Spoiler alert: it’s how we discover the world
In The Question Concerning Technology, he invites us to see technology not as a collection of devices but as a way of revealing. Let’s pause here, and think deep. Think of technology as the fundamental act that allows us to discover the possibilities this world—this universe, made of particles, and energy, and laws—can offer us.
Every invention discloses a bit of the universe. Technology, according to Heidegger, is the act of revealing that the wind can be harnessed by a mill, and barley may turn into food, and electricity into light and so on. Technology, in this deeper sense, is the process through which the potential of the world becomes visible and usable.

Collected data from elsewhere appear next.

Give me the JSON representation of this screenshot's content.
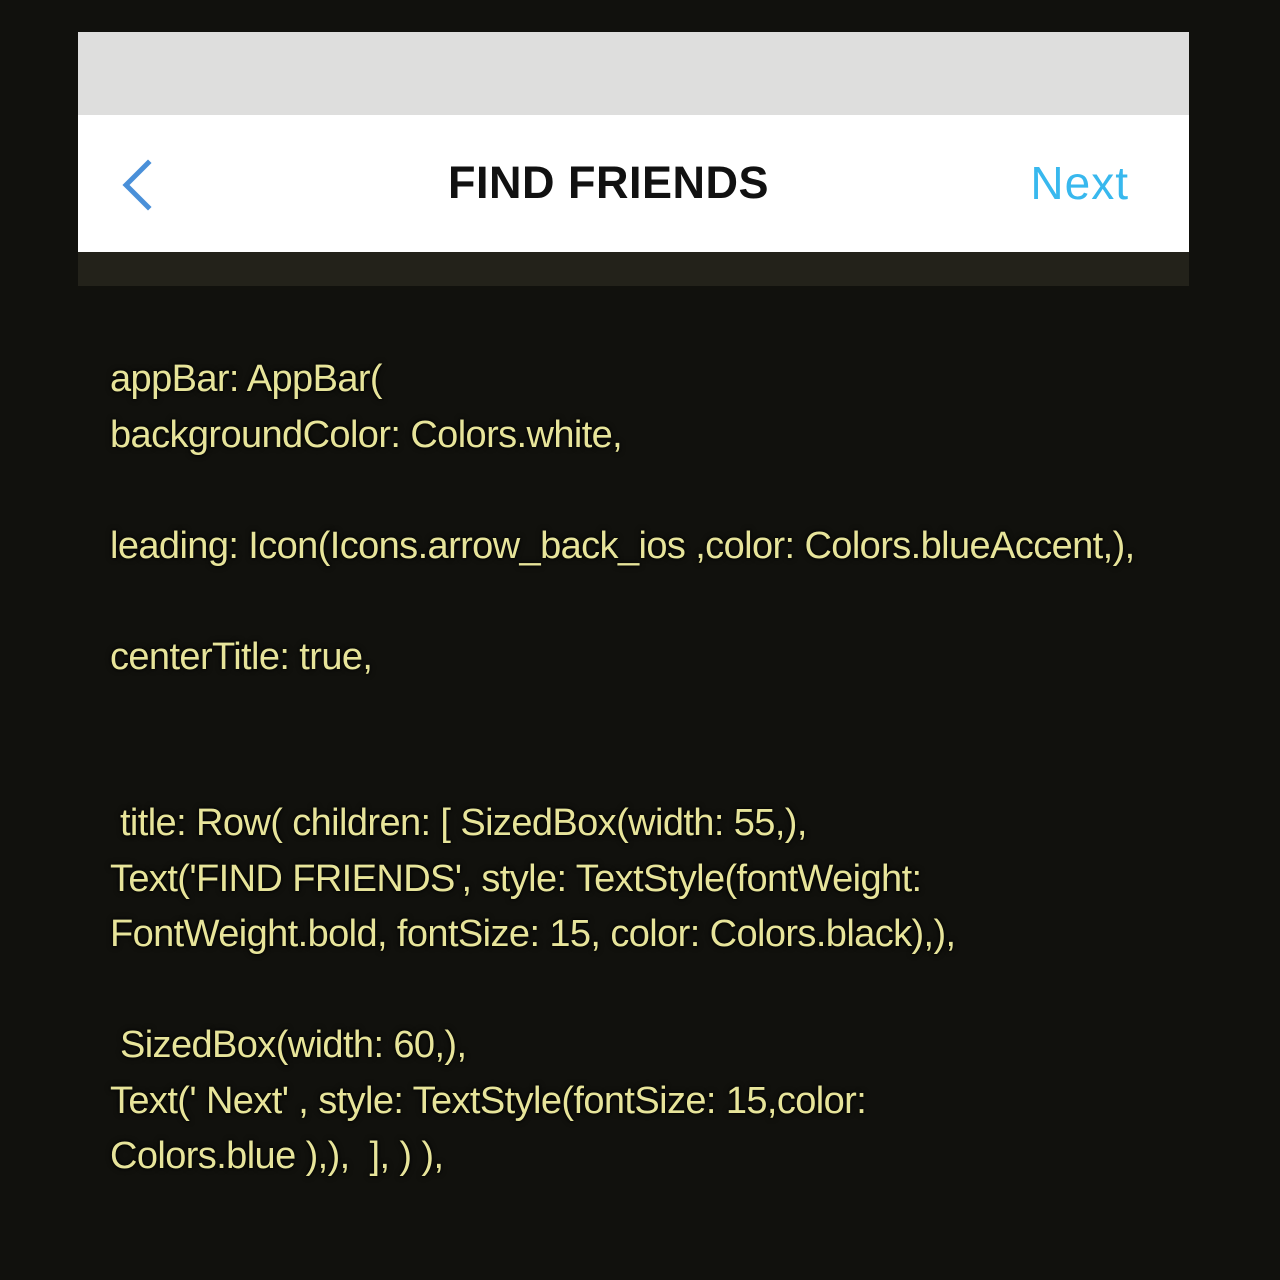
{
  "appbar": {
    "title": "FIND FRIENDS",
    "next_label": "Next",
    "back_icon": "chevron-left-icon",
    "colors": {
      "status_strip": "#dededd",
      "background": "#ffffff",
      "title": "#111111",
      "accent": "#38b8ee"
    }
  },
  "code": {
    "color": "#e7e49a",
    "lines": [
      "appBar: AppBar(",
      "backgroundColor: Colors.white,",
      "",
      "leading: Icon(Icons.arrow_back_ios ,color: Colors.blueAccent,),",
      "",
      "centerTitle: true,",
      "",
      "",
      " title: Row( children: [ SizedBox(width: 55,),",
      "Text('FIND FRIENDS', style: TextStyle(fontWeight:",
      "FontWeight.bold, fontSize: 15, color: Colors.black),),",
      "",
      " SizedBox(width: 60,),",
      "Text(' Next' , style: TextStyle(fontSize: 15,color:",
      "Colors.blue ),),  ], ) ),"
    ]
  }
}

The universe holds countless latent possibilities—structures of energy, matter, and relation—and technology is how some of these become accessible. It’s a mode of discovery, not just construction, as we commonly think it is.
The hidden cost
But there’s a cost hidden in this power. When technology becomes our dominant way of seeing, we start to treat everything—including ourselves—as something to be optimized, calculated, or revealed on demand. We start confusing thinking with calculating.
The problem isn’t technology itself but our confinement to the calculative mindset it encourages. And let’s make no mistake, logic and calculation, and for that matter, science, are extremely effective ways of managing the world around us.

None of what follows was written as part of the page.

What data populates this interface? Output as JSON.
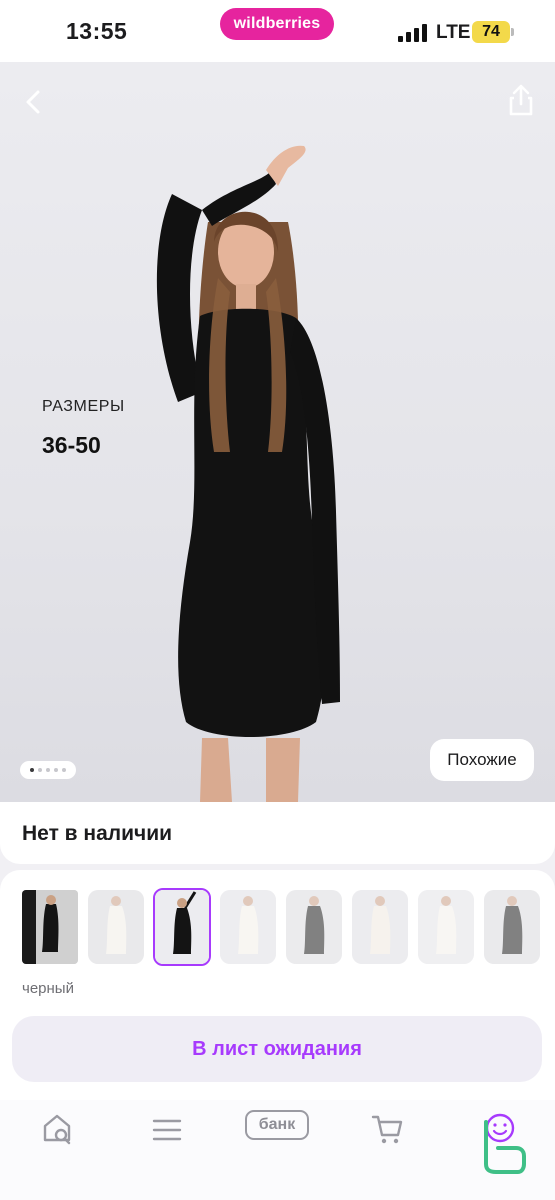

But if we only think in terms of what can be revealed by technology and calculated, we lose touch with what resists revelation. I am not talking about a spiritual world, or any of the holy-book-based systems of belief.

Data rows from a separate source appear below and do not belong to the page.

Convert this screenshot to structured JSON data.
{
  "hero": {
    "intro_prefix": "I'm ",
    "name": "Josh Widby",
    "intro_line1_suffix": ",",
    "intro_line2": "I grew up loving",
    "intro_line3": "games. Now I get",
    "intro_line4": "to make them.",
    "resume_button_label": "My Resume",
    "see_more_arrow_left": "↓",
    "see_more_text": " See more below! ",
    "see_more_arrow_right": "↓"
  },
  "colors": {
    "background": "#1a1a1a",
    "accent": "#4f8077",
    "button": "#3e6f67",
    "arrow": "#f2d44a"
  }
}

I refer to the quiet, unquantifiable parts of existence that resist optimization, calculation, or explanation. This is the thinking that has been obfuscated by calculation: the awareness of being, and just being, and contemplating the mystery of being in this universe, being human, being yourself; being. This is why an experience cannot be fully accounted by words or numbers (this is part of my work, even though I don’t think many in the market will be interested in a Heidegger lecture).
For Heidegger, the task isn’t to reject technology but to remember that revealing (that is, calculating, measuring, classifying, optimising) is never total. The same world that allows us to build machines also hides infinities we can never measure. To think freely, then, is to dwell in both realms, the revealed and the concealed, and to let the mystery remain part of what we call the experience of this world.